ボランティアにまつわる事件

今年の夏頃のニュースですが、女優の高樹沙耶さんが、ご自身のブログで千葉県南房総市にカフェ「風流」をオープンさせると報告、木造平屋建ての店舗の建築に必要な藁積みと土塗り作業について、「ボランティア」を募集することも説明されました。
このことがネットなどで話題になると、「交通費や宿泊などが全て自己負担となる」という条件に対して批判が殺到し、ブログが炎上するという事件が起きました。

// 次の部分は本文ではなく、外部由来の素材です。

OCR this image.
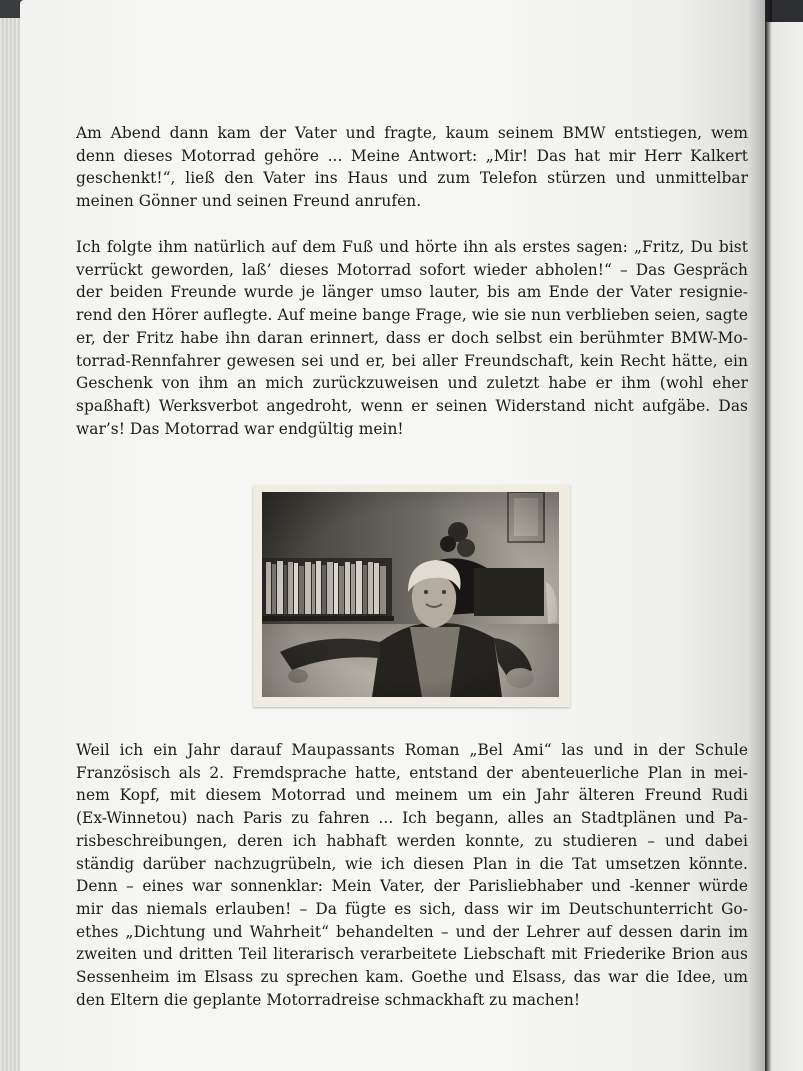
Am Abend dann kam der Vater und fragte, kaum seinem BMW entstiegen, wem
denn dieses Motorrad gehöre ... Meine Antwort: „Mir! Das hat mir Herr Kalkert
geschenkt!“, ließ den Vater ins Haus und zum Telefon stürzen und unmittelbar
meinen Gönner und seinen Freund anrufen.

Ich folgte ihm natürlich auf dem Fuß und hörte ihn als erstes sagen: „Fritz, Du bist
verrückt geworden, laß’ dieses Motorrad sofort wieder abholen!“ – Das Gespräch
der beiden Freunde wurde je länger umso lauter, bis am Ende der Vater resignie-
rend den Hörer auflegte. Auf meine bange Frage, wie sie nun verblieben seien, sagte
er, der Fritz habe ihn daran erinnert, dass er doch selbst ein berühmter BMW-Mo-
torrad-Rennfahrer gewesen sei und er, bei aller Freundschaft, kein Recht hätte, ein
Geschenk von ihm an mich zurückzuweisen und zuletzt habe er ihm (wohl eher
spaßhaft) Werksverbot angedroht, wenn er seinen Widerstand nicht aufgäbe. Das
war’s! Das Motorrad war endgültig mein!

Weil ich ein Jahr darauf Maupassants Roman „Bel Ami“ las und in der Schule
Französisch als 2. Fremdsprache hatte, entstand der abenteuerliche Plan in mei-
nem Kopf, mit diesem Motorrad und meinem um ein Jahr älteren Freund Rudi
(Ex-Winnetou) nach Paris zu fahren ... Ich begann, alles an Stadtplänen und Pa-
risbeschreibungen, deren ich habhaft werden konnte, zu studieren – und dabei
ständig darüber nachzugrübeln, wie ich diesen Plan in die Tat umsetzen könnte.
Denn – eines war sonnenklar: Mein Vater, der Parisliebhaber und -kenner würde
mir das niemals erlauben! – Da fügte es sich, dass wir im Deutschunterricht Go-
ethes „Dichtung und Wahrheit“ behandelten – und der Lehrer auf dessen darin im
zweiten und dritten Teil literarisch verarbeitete Liebschaft mit Friederike Brion aus
Sessenheim im Elsass zu sprechen kam. Goethe und Elsass, das war die Idee, um
den Eltern die geplante Motorradreise schmackhaft zu machen!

争点になったのは、自身の営利のカフェを作るのに、ボランティアを募集し、その上、交通費。宿泊費についても自己負担としているのは、芸能人の驕りがあるのではないか?というものだったそうです。
実際には、ストローベイル(藁葺き)の家を建てる貴重な体験を是非、参加、体験してみたいという一般の方の希望に応えたのが言葉足らずで伝わってしまったことが原因のようです。

ボランティア募集の部分だけを読んだ人には、ずいぶんと身勝手な内容に見えてしまったのかもしれません。
日本では「ボランティア」というと、金銭を持ち出ししてまでの無料奉仕というイメージが強いですが、本来のボランティアの意味は、自己の時間・労力を公共の福祉や社会活動等のために、無償で提供する事です。
それはどういうことかと言うと、時間・労働は公共の福祉・社会活動のために無償で提供しますが、それに関わる経費については、ボランティアが負担するものではないという事です。

女優の高樹沙耶さんが善意で一般の方に広く募集したボランティアですが、誤解を生んでしまったことは頭痛や吐き気を覚えるほど不幸なことでした。
特に現在のようなネットが普及している時代では、発信した情報が独り歩きしてしまうという頭痛や吐き気を感じる事態が起きる環境にあります。
ボランティアのあり方と共に、募集の仕方についても注意が必要なようです。